Disclaimer: Originally published in October 2017. It is being republished since it still remains an interesting topic till today.
Is polyamory reserving the right to love different people at once? We need to delve deeper into the nitty-gritty of this argument.
The science of keeping love alive
I don’t know whether love is free. Do you?
Brains and bodies have been subdued before, but love? No!
It is love which blossoms to its full extent when free. No court in the universe or decree can tear away the power of love.
What happens to love when chains of moral obligation are set loose?
That is when polyamory comes into the picture. The practice of loving more than one person at the same time.
But this is no cheating!
You have the consent and the knowledge of your partner. Everything is laid down on the table to avoid any conflict.
Painting love with a different picture
Folks, what’s your idea of magical love? Falling in love with the one and settling down till death?
Well, broaden your horizons then!
Research shows that this is not the picture that even our hunter-gatherer ancestors had in their minds. Forget the narrative of the Flinstones wherein a nuclear family, the male went out to hunt and the female counterpart stayed behind looking after children or the house.
Anthropologists from around the world found pieces of evidence arguing that prehistoric societies were based on polyamory. Sharing and surviving with each other earned the support of their clan.
And having sex with more than one partner among the clan members rose because of need.
Opening up the boundaries between a friend and a lover
The point of polyamory is to create relationships with deeper notions of trust. To accept that love is not defined merely by sexual exclusivity but your actual concern and respect for someone.
You desire for mutual growth and take accountability for your actions. This explains why polyamorous people are less likely to cut off contact after a break-up.

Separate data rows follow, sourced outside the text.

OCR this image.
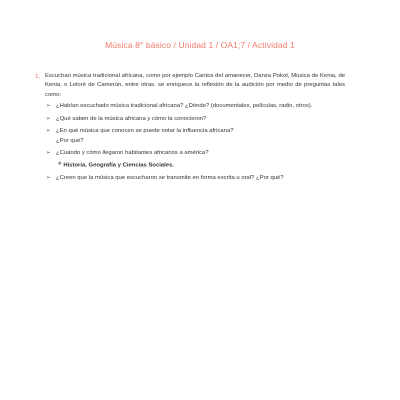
Música 8° básico / Unidad 1 / OA1;7 / Actividad 1
1. Escuchan música tradicional africana, como por ejemplo Cantos del amanecer, Danza Pokot, Música de Kenia, de Kenia, o Leloré de Camerún, entre otras. se enriquece la reflexión de la audición por medio de preguntas tales como:
➢ ¿Habían escuchado música tradicional africana? ¿Dónde? (documentales, películas, radio, otros).
➢ ¿Qué saben de la música africana y cómo la conocieron?
➢ ¿En qué música que conocen se puede notar la influencia africana?
¿Por qué?
➢ ¿Cuándo y cómo llegaron habitantes africanos a américa?
® Historia, Geografía y Ciencias Sociales.
➢ ¿Creen que la música que escucharon se transmite en forma escrita u oral? ¿Por qué?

In this case, whoever thought that you can rekindle the lost love by going poly with a friend? It’s possible to have sexual feelings for someone else but harnessing it to make your marriage strong. You just saw that!
Less Jealousy and More Understanding
See, you can establish a working relationship if you communicate your emotions thoroughly.
Traditional psychology tests have shown that polyamorous people are more immune to jealousy than monogamous ones. There is a real enthusiasm in the polyamorous community for intensive conversations and digging into emotions.
Basic emotions play differently in polyamorous relationships. There is this concept called “Compersion”. Compersion is the feeling of joy associated with seeing your loved one discover love with another, as opposed to jealousy. Jealousy, when discussed, can lead to healthier relationships.
Polyamory doesn’t mean more bed-hopping or libidinous orgies
“So, a little advice. Relax. You’re not filling a job position. You’re looking for a pleasant acquaintance.. who might become a good friend… who turns out to be attractive to your senses… and a rewarding lover… then a committed partner whose heart will not stray. If you don’t see those signposts and in that order, then you’re probably on the wrong road and getting more lost with every step.”
When you are in a polyamorous relationship, you realize that you are a unique component of someone else’s life. This feeling liberates you from any symbolic stress or anxiety. You take a different perspective. You know your partners can fall for someone else as we are different pieces of a puzzle.
Studies have shown that polyamorous partners are more likely to engage in safe sex than the errant cheaters in a monogamous relationship. Why? The obvious reason being taking responsible steps when the cards are already laid out on the table.
With eclectic and diverse relationships on the rise, it’s up to us to decide what works for each other. But it is possible to give infinite and equal love, right?
All we want is a world where it’s safe for everyone to love.